Mr. Azzi also asked about the word “camp,” indicating that it had connotations that might not have been intended.
It was agreed that this article will be taken up again at the meeting on January 14, 2013.
Greenland incident report
Selectman Musselman then stated that the report on the incident in Greenland had recently come out. Editor’s note: this is an apparent reference to the incident in which Greenland’s police chief was shot dead during a drug arrest at a residence in Greenland. Selectman Musselman stated that the report made a number of suggestions, and asked Police Chief Walsh whether Rye could be doing anything differently. Chief Walsh responded that Rye was ahead of the curve and was considering strategy and intelligence information before arrests of this type. Selectman Mills referred to the Pioneer Rd. situation. Editor’s note: This is an apparent reference to a standoff there over the summer. Selectman Musselman stated that Rye was part of a team, which was utilized there, while Greenland was not a member of this team.
Article J – Old Ferry Landing Road Relocation
It was indicated that a reference to a plan date of 12/11/12 would be added, and that the plan would be posted at town hall.
Article K1 – cutting of 10 trees at Recreation Area
Editor’s note: This apparently addresses the clearing of an area for an expanded parking lot at the Recreation Area.
Mr. Magnant stated that, if 11 trees must be cut down, they could not proceed. Mr. Azzi asked what the definition of a “tree” was. Selectman Musselman indicated that they could add a provision defining trees as anything greater than 4 inches in diameter, but that would be too much detail.

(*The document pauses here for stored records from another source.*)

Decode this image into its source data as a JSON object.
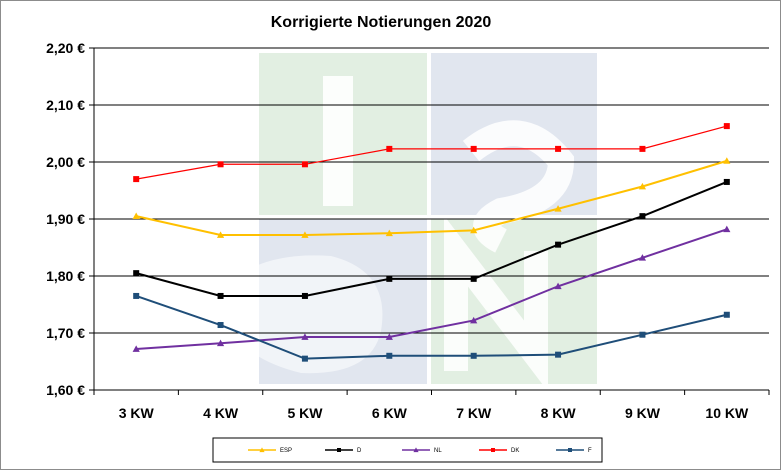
{
  "chart_data": {
    "type": "line",
    "title": "Korrigierte Notierungen 2020",
    "xlabel": "",
    "ylabel": "",
    "categories": [
      "3 KW",
      "4 KW",
      "5 KW",
      "6 KW",
      "7 KW",
      "8 KW",
      "9 KW",
      "10 KW"
    ],
    "ylim": [
      1.6,
      2.2
    ],
    "yticks": [
      "1,60 €",
      "1,70 €",
      "1,80 €",
      "1,90 €",
      "2,00 €",
      "2,10 €",
      "2,20 €"
    ],
    "ytick_values": [
      1.6,
      1.7,
      1.8,
      1.9,
      2.0,
      2.1,
      2.2
    ],
    "grid": true,
    "legend_position": "bottom",
    "series": [
      {
        "name": "ESP",
        "color": "#FFC000",
        "marker": "triangle",
        "values": [
          1.905,
          1.872,
          1.872,
          1.875,
          1.88,
          1.918,
          1.957,
          2.002
        ]
      },
      {
        "name": "D",
        "color": "#000000",
        "marker": "square",
        "values": [
          1.805,
          1.765,
          1.765,
          1.795,
          1.795,
          1.855,
          1.905,
          1.965
        ]
      },
      {
        "name": "NL",
        "color": "#7030A0",
        "marker": "triangle",
        "values": [
          1.672,
          1.682,
          1.693,
          1.693,
          1.722,
          1.782,
          1.832,
          1.882
        ]
      },
      {
        "name": "DK",
        "color": "#FF0000",
        "marker": "square",
        "values": [
          1.97,
          1.996,
          1.996,
          2.023,
          2.023,
          2.023,
          2.023,
          2.063
        ]
      },
      {
        "name": "F",
        "color": "#1F4E79",
        "marker": "square",
        "values": [
          1.765,
          1.714,
          1.655,
          1.66,
          1.66,
          1.662,
          1.697,
          1.732
        ]
      }
    ]
  }
}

Article L – Bicycling regulation
It was stated that there was no change to this. Editor’s note: see above reference to Articles L and M above.
Discussion related to this referenced Richard Rd., Browns Ct. and Power Ave. No changes were made. Editor’s note: See notes of December 10, 2012 meeting. This warrant article apparently refers to no parking on these roads, which are all near Jenness Beach.
Article O – Recorded votes
Cindi Gillespie indicated that this is all new language. Selectman Jenness read the warrant article, which refers to RSA 32:5, V-a and RSA 40:13, V-a. Editor’s note: These RSAs permit the Town Meeting to require that votes on budget items and warrant articles by the budget committee or Board of Selectmen be recorded, with a numerical tally included on the ballot. Selectman Jenness stated that this article “will make Joe happy.” Selectman Mills agreed, stating that at times he tells residents that he was opposed to a particular action. The motion to include this article on the ballot carried unanimously.
Article H — Budget
This warrant article was read. It refers to a default budget of $8.38 million and a recommended budget of $8.68 million, including sewer and outside details. Selectman Musselman indicated that the difference, apparently relative to last year’s adopted budget, was $49,000. Apparently referring to the difference between the recommended budget and the default budget, Selectman Musselman stated that they would be hard pressed to achieve a reduction of $300,000. Selectman Mills indicated that each department could be given a percentage reduction. Selectman Musselman responded that they should not leave with the thought that the difference was $50,000. Hampton had a default budget for four years running and had to deal with it.
The Selectmen then voted to go into non-public session.